Eat Your Vitamins Instead
Instead of going all out on supplements, make sure you are getting enough vitamins and minerals in your diet by eating an abundant variety of fresh fruit and vegetables.
Eating a rainbow of different coloured fruit and veg will give your body a range of phytonutrients and micronutrients to improve its defences.
You'll also want to ensure a healthy balance of fats, protein, carbs, and fibre, too. Aim for 80% of your diet to come from complex carbs, lean meats (or vegetable based proteins) and veg to keep your immune system in top shape.
Give Your Digestive System Time To Rest
As we get older, our immune system becomes less effective at fighting off potentially harmful invaders. Allowing your digestive system to have a whole 12-hour break from food overnight can keep our digestive system healthy, allow cells to repair themselves and keep our immune system strong.
Watch the booze
Studies show that alcohol weakens our immune system  and can also disrupt quality sleep and tends to drive us towards unhealthier food decisions. So, there are lots of reasons why it could be sensible to cut right back or even avoid it altogether. Smoking can also wreak havoc on your immune system and should be cut out.
So, keep on making healthy lifestyle choices because they will help you to keep your immune system tip-top and aid your recovery if you do get sick.
Disclaimer: None of the above is intended to be medical advice. Please consult your GP as usual if you have ongoing medical conditions or take regular medication before making any significant changes.

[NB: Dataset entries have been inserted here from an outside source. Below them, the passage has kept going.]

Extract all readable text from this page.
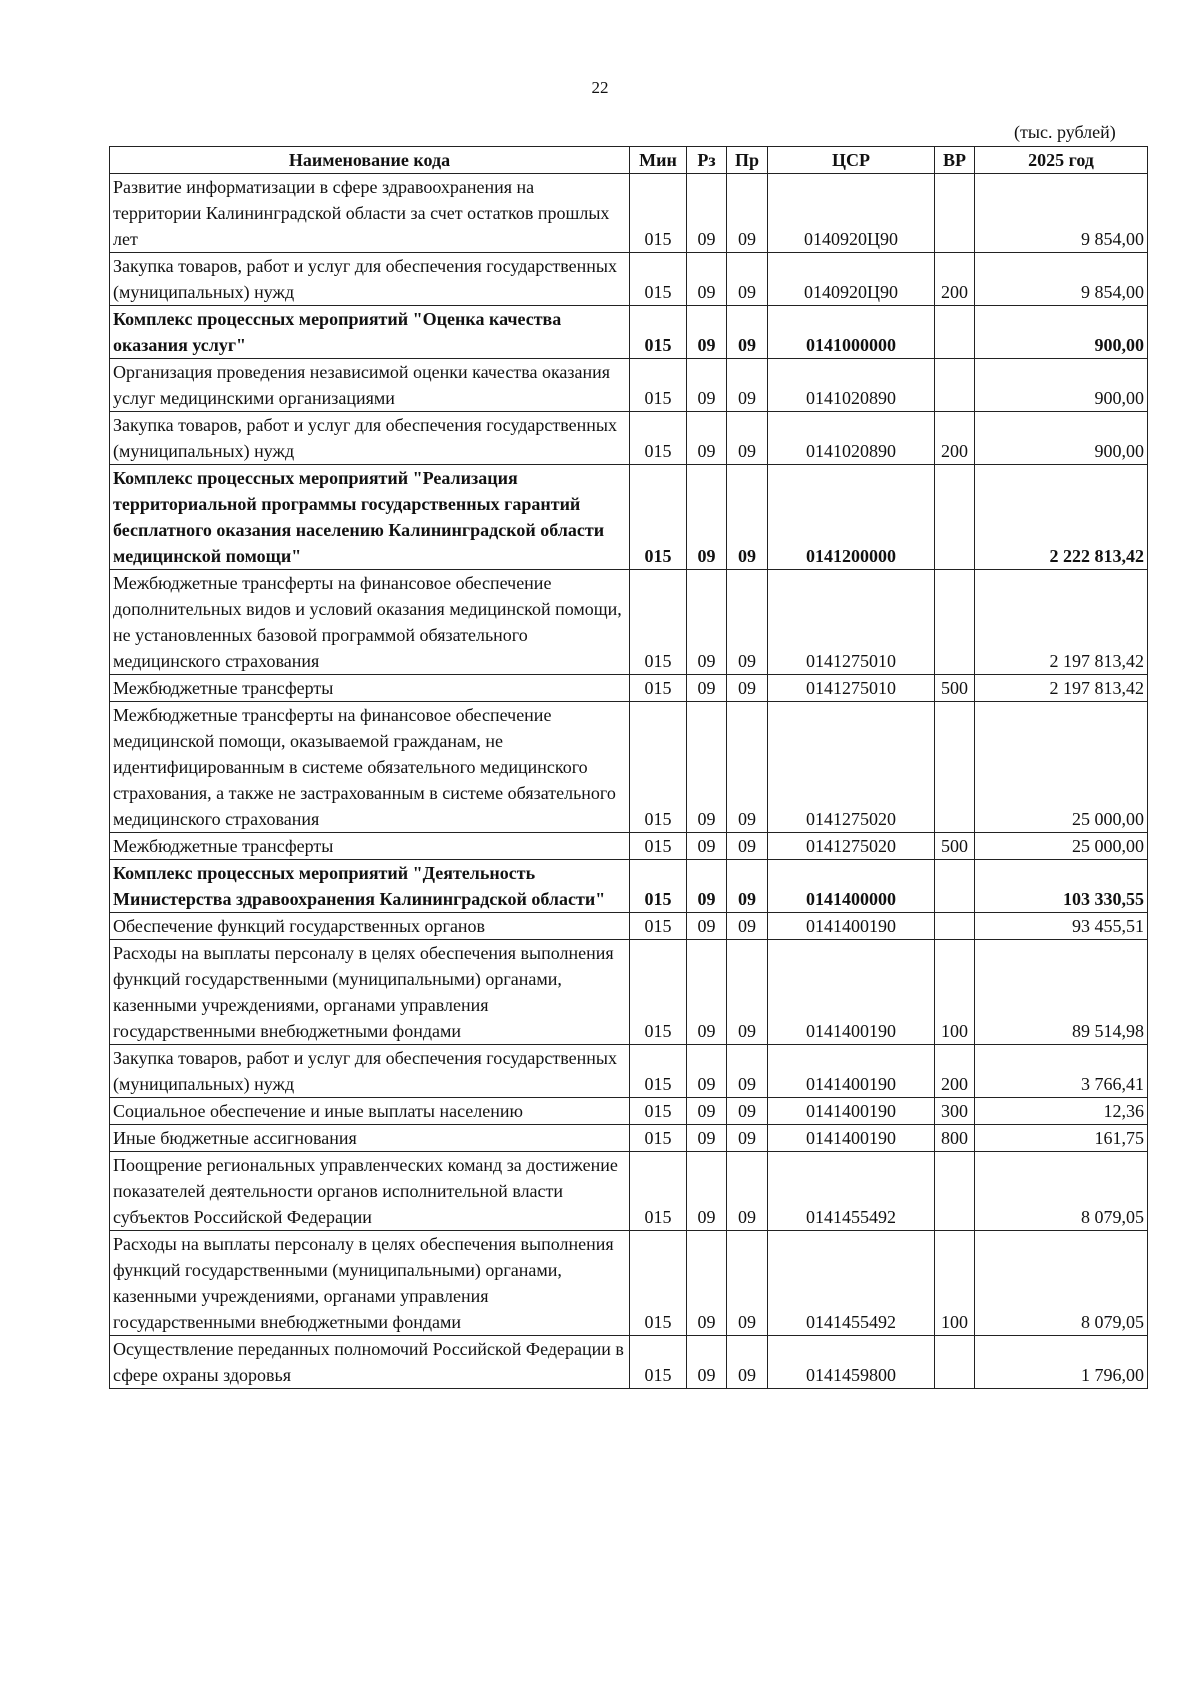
22
(тыс. рублей)
Наименование кода	Мин	Рз	Пр	ЦСР	ВР	2025 год
Развитие информатизации в сфере здравоохранения на территории Калининградской области за счет остатков прошлых лет	015	09	09	0140920Ц90		9 854,00
Закупка товаров, работ и услуг для обеспечения государственных (муниципальных) нужд	015	09	09	0140920Ц90	200	9 854,00
Комплекс процессных мероприятий "Оценка качества оказания услуг"	015	09	09	0141000000		900,00
Организация проведения независимой оценки качества оказания услуг медицинскими организациями	015	09	09	0141020890		900,00
Закупка товаров, работ и услуг для обеспечения государственных (муниципальных) нужд	015	09	09	0141020890	200	900,00
Комплекс процессных мероприятий "Реализация территориальной программы государственных гарантий бесплатного оказания населению Калининградской области медицинской помощи"	015	09	09	0141200000		2 222 813,42
Межбюджетные трансферты на финансовое обеспечение дополнительных видов и условий оказания медицинской помощи, не установленных базовой программой обязательного медицинского страхования	015	09	09	0141275010		2 197 813,42
Межбюджетные трансферты	015	09	09	0141275010	500	2 197 813,42
Межбюджетные трансферты на финансовое обеспечение медицинской помощи, оказываемой гражданам, не идентифицированным в системе обязательного медицинского страхования, а также не застрахованным в системе обязательного медицинского страхования	015	09	09	0141275020		25 000,00
Межбюджетные трансферты	015	09	09	0141275020	500	25 000,00
Комплекс процессных мероприятий "Деятельность Министерства здравоохранения Калининградской области"	015	09	09	0141400000		103 330,55
Обеспечение функций государственных органов	015	09	09	0141400190		93 455,51
Расходы на выплаты персоналу в целях обеспечения выполнения функций государственными (муниципальными) органами, казенными учреждениями, органами управления государственными внебюджетными фондами	015	09	09	0141400190	100	89 514,98
Закупка товаров, работ и услуг для обеспечения государственных (муниципальных) нужд	015	09	09	0141400190	200	3 766,41
Социальное обеспечение и иные выплаты населению	015	09	09	0141400190	300	12,36
Иные бюджетные ассигнования	015	09	09	0141400190	800	161,75
Поощрение региональных управленческих команд за достижение показателей деятельности органов исполнительной власти субъектов Российской Федерации	015	09	09	0141455492		8 079,05
Расходы на выплаты персоналу в целях обеспечения выполнения функций государственными (муниципальными) органами, казенными учреждениями, органами управления государственными внебюджетными фондами	015	09	09	0141455492	100	8 079,05
Осуществление переданных полномочий Российской Федерации в сфере охраны здоровья	015	09	09	0141459800		1 796,00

- Cohen, S., Doyle, W., Alpher, C., Deverts, D., & Turner, R. (2009) Sleep habits and susceptibility to the common cold. Archives of Internal Medicine, 169, (1) pp. 62 – 67.
- Shephard, R., Shek, P. & DiNubile, N. (1999) Exercise, immunity and susceptibility to infection. The Physician and Sports Medicine. 27, (6). pp. 47 – 71.
- National Diet and Nutrition Survey: Years 1 to 9 of the Rolling Programme (2008/2009 – 2016/2017): Time trend and income analyses. Public Health England. Published January 2019
- Ginde, A., Mansbach, J & Camargo, C. (2009) Vitamin D, respiratory infections, and asthma. Currently Allergy & Asthma Report. 9, (1). pp. 81 – 87.
- Cohen, S., Tyrrell, D. & Smith, A. (1991) Psychological stress and susceptibility to the common cold. The New England Journal of Medicine, 325, (9). pp. 606 – 612.
- Sarkar, D., Jung, K. & Wang, H. (2015) Alcohol and the immune system. Alcohol Research, 37, (2). pp. 153 – 155.